Meldepflicht elektronischer Kassen bis zum 31.01.2020

Eingetragen am 22. Januar 2020 von | 0 Kommentare

Zum 01.01. dieses Jahres trat in Deutschland die neue Regelung zur Bonpflicht in Kraft.

BildDanach müssen alle Unternehmen mit Registrierkassen oder computergesteuerten Kassensystemen einen Beleg ausgeben. Betroffen von der Bonpflicht sind daher vor allem der Handel- und der Dienstleistungssektor, beispielsweise Supermärkte oder Restaurants. „Ursprünglich sollten diese bis zum 31.01.2020 an das zuständige Finanzamt melden, ob sie elektronische Aufzeichnungssysteme besitzen“, erklärt Isabel Franzka, Prokuristin und Steuerberaterin beim Beratungsverbund ABG-Partner. „Die Mitteilung ist jedoch nur mithilfe eines amtlichen Formulars möglich, das derzeit noch nicht veröffentlicht wurde. Die genannte Frist verlängert sich daher bis zum Einsatz einer elektronischen Übermittlungsmöglichkeit“, so Franzka weiter.

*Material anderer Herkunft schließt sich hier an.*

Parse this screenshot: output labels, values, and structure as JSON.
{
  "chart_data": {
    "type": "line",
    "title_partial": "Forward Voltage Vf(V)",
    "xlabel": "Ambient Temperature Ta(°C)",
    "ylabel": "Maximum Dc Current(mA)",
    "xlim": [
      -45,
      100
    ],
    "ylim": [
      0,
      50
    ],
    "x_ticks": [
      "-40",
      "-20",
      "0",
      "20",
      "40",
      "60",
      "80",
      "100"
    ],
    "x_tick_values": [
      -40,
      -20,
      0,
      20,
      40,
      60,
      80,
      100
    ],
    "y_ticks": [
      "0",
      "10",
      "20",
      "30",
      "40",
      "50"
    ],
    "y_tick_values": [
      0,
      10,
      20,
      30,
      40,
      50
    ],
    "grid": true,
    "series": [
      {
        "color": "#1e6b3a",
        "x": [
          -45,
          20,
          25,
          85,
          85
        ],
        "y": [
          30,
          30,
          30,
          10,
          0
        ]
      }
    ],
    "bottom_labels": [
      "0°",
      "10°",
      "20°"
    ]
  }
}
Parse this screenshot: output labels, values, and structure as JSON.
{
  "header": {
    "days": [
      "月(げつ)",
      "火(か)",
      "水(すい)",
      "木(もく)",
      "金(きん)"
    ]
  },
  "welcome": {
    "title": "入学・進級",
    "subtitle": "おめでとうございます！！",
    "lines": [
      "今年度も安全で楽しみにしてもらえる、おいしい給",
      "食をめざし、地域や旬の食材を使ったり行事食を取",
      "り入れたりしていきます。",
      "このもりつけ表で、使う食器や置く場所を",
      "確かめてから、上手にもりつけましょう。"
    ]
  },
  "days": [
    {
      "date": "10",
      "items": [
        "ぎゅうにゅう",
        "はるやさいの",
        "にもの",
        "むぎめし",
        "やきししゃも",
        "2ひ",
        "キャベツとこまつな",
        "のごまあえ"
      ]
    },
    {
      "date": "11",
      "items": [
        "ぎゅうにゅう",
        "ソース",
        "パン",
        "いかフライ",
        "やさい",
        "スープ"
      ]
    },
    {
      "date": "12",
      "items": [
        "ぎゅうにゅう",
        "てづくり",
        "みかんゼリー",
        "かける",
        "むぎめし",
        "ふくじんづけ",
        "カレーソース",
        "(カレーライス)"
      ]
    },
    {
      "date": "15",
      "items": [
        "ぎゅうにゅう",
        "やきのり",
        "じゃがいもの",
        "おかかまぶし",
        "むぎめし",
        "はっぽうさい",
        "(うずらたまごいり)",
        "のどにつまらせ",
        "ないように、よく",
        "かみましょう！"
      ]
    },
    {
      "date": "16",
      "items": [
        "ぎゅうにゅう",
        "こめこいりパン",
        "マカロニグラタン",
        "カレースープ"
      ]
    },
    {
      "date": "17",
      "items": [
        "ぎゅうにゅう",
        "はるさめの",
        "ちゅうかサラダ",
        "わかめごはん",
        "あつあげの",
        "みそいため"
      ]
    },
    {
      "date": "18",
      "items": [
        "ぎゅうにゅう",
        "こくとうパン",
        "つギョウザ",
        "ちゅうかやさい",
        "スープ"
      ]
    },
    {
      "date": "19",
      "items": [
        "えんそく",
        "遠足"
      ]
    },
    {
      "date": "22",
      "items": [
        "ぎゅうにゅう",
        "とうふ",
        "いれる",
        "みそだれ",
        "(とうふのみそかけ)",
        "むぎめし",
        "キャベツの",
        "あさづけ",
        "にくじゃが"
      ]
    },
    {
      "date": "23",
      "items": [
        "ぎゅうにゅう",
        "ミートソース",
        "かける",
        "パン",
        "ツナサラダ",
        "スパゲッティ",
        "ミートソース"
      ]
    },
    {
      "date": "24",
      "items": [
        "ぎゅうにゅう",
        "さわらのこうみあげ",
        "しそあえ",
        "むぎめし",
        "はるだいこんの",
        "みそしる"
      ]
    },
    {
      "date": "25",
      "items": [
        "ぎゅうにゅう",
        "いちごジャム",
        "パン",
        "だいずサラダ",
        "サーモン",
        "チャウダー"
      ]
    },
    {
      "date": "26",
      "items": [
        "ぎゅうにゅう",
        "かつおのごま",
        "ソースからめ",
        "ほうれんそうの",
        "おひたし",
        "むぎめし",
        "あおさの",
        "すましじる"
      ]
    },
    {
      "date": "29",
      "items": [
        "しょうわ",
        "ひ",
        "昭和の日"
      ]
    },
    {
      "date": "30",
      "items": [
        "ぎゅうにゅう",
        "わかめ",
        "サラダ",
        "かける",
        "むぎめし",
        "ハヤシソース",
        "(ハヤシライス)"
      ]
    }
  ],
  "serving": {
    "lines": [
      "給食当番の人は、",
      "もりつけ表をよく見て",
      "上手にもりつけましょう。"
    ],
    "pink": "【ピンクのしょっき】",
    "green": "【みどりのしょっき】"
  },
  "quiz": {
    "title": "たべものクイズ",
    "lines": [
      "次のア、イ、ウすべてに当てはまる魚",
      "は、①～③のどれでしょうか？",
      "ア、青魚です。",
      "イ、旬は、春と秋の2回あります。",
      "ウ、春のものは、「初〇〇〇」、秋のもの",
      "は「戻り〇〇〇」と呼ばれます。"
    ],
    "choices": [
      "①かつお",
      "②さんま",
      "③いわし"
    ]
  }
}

Bis zum 30.09.2020 müssen alle veralteten Registrierkassen auf den neusten zertifizierten Stand gebracht werden. Das bedeutet vor allem, dass eine technische Sicherheitseinrichtung vorhanden sein muss. Diese schützt die Aufzeichnung des Transaktionsprozesses „gegen nachträgliche, unerkannte Veränderungen“ und bestätigt „Existenz und Herkunft der Aufzeichnung zu einem bestimmten Zeitpunkt“ (vgl. §146a AO).

Bonpflicht soll Betrügereien verhindern

Der Gesetzgeber verspricht sich von der Belegpflicht Kassenmanipulationen und damit verbundenen Steuerhinterziehungen vorzubeugen. Die Erstellung eines Beleges schließt für beide Seiten erkennbar den Kaufvorgang ab. Auf dem Bon werden die wichtigsten Daten des Kaufs vermerkt, welche auch in den elektronischen Kassen fortlaufend erfasst werden. Beim Vergleich von Bon und Kasse würden unterschiedliche Geldbeträge deshalb schnell auffallen.
Kontrolliert wird zudem durch die seit 2018 existente Kassennachschau, bei der ein Prüfer vom Finanzamt unangemeldet vorbeikommen kann. Dieser verschafft sich beispielsweise über Testkäufe und Beobachtungen einen ersten Eindruck.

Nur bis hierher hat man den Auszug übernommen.